Published November 12, 2013 By Dr. Susan Love

Yesterday’s news was a-twitter about the fact that Amy Robach, who underwent her first mammogram on Good Morning America on October 1 this year was diagnosed with breast cancer. While the top of the Yahoo feed states that she will be undergoing bilateral mastectomies on Thursday, without further information, it is premature for anyone to offer any specific commentary about her diagnosis or her decision.

Did the mammogram save her life, as one doctor was quoted as saying? The answer, of course, is we don’t know. While mammography is capable of finding about 26% of cancers at a point where it makes a life-saving difference in the outcome, it also finds many lesions which would never have gone on to be life-threatening and others which will still be life-threatening in spite of early detection and rigorous screening.

The problem is not the mammogram as a detection tool, but the natural history of the disease, which brings us to the crucial point…not all breast cancers are the same. Before a treatment is prescribed or chosen, it is critical that a woman or man knows what kind of breast cancer they have of the roughly 5-7 kinds we can now recognize. There are probably many more kinds that we just don’t know about or know how to recognize yet. The behavior of the cancer is dictated not as much by when it is found as by what kind it is and how that kind usually behaves. This information informs the decisions about treatment.

If a cancer is the kind that spreads before we can find it, the risk of dying of cancer elsewhere in the body trumps the risk of it coming back in the same or the other breast. In this case, bilateral mastectomies will not have much benefit, but chemotherapy, hormonal therapy and/or herceptin will. On the other hand, a woman who carries the mutated gene for breast cancer has a high risk of getting a cancer in the other breast and might well decide on prophylactic surgery. These questions are complex, and armed with the knowledge about the type of cancer and its typical behavior, the choice of treatment is a very personal one.

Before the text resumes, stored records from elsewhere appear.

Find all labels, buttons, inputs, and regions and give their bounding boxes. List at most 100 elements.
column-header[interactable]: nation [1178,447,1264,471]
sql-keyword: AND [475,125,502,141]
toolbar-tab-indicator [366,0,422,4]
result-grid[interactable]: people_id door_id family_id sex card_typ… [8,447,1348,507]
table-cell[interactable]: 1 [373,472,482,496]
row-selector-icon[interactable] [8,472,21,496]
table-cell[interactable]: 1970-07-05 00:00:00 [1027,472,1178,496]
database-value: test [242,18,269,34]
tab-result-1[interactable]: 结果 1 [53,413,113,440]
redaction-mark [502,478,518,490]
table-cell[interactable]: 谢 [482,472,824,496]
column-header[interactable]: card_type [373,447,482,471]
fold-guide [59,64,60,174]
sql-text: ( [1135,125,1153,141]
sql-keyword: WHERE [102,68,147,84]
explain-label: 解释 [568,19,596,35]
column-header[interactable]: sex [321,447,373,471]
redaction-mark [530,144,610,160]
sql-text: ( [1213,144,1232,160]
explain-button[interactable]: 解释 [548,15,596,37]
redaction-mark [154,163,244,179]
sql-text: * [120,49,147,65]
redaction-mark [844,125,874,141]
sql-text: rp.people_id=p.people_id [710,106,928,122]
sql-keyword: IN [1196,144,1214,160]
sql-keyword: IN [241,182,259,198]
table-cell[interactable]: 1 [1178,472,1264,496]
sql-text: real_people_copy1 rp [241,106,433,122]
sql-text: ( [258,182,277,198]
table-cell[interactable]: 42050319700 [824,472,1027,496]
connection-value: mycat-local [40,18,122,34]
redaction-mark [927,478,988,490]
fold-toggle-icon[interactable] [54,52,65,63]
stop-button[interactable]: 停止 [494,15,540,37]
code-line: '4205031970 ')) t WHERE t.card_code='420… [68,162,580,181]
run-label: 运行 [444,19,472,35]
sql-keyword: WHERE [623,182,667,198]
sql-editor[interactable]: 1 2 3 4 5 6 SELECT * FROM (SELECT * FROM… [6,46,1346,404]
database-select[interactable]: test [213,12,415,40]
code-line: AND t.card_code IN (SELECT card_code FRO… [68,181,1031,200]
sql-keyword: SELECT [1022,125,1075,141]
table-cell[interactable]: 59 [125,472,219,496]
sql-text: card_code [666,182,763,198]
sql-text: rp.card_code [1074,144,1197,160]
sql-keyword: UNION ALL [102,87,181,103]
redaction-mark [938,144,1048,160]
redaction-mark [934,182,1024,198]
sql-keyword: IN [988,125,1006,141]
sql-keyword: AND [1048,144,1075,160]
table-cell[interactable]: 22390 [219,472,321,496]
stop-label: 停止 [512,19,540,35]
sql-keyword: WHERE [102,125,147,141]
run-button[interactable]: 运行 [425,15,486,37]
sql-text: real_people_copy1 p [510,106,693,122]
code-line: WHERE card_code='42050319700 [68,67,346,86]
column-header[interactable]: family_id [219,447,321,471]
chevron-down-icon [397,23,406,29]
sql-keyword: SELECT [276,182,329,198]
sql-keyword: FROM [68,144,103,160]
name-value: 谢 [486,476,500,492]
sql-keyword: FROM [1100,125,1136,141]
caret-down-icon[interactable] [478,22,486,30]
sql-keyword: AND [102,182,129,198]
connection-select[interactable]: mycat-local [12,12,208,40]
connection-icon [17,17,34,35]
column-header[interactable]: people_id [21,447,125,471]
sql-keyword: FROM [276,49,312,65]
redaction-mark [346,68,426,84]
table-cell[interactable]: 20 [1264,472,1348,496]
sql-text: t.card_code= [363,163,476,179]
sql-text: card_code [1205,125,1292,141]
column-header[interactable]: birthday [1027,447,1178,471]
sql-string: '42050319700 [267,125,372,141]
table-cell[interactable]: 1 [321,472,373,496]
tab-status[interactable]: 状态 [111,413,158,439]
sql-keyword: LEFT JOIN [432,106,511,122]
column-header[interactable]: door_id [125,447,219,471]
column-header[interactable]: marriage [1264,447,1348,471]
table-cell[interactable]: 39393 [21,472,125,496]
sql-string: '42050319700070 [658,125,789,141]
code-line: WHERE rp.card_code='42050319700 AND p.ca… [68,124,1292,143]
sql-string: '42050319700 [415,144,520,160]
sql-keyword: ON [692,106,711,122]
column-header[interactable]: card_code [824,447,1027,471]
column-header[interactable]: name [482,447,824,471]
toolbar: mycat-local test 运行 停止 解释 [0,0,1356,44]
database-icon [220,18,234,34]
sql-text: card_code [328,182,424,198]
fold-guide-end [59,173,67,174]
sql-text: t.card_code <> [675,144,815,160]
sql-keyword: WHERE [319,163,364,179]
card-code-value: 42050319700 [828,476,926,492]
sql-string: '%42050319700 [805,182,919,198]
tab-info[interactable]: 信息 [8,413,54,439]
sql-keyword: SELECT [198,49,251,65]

My message is that a diagnosis of breast cancer is NOT an emergency. There is time to collect all the information and make a decision that both matches the disease and the patient’s preferences in that situation. I always suggest that women who are newly diagnosed take a deep breath and get a second opinion. Give yourself time to let the shock wear off so that you can start to think clearly. And bring a recording device to every appointment, not instead of a friend or partner, but in addition. You can’t remember everything the doctor says nor can your significant other, not to mention the fact that you can’t even spell most of the words. Record the conversations so you can listen to them later and start to absorb what is being said. And if the doctor doesn’t want you to record the visit, get another doctor!

At the end of the day, the purpose of the mammogram is to take a photograph that may or may not reveal signs of breast cancer, which then still requires further tests to be characterized before treatment protocols are recommended. More often than not, we can make real differences not by rushing into treatment but by taking the time to do the right treatment for the right kind of cancer.

We all need to help tone down the hype that mammograms are the be-all/end-all life-saving tool and stop fueling mass fear that a questionable mammogram is a potential death sentence.

The real question that we should be debating is why we are still doing so many mastectomies and why, after thirty years of breast cancer awareness-building and the availability of early detection methods, major surgery is still a frequently utilized treatment by women because the medical profession still doesn’t have better answers!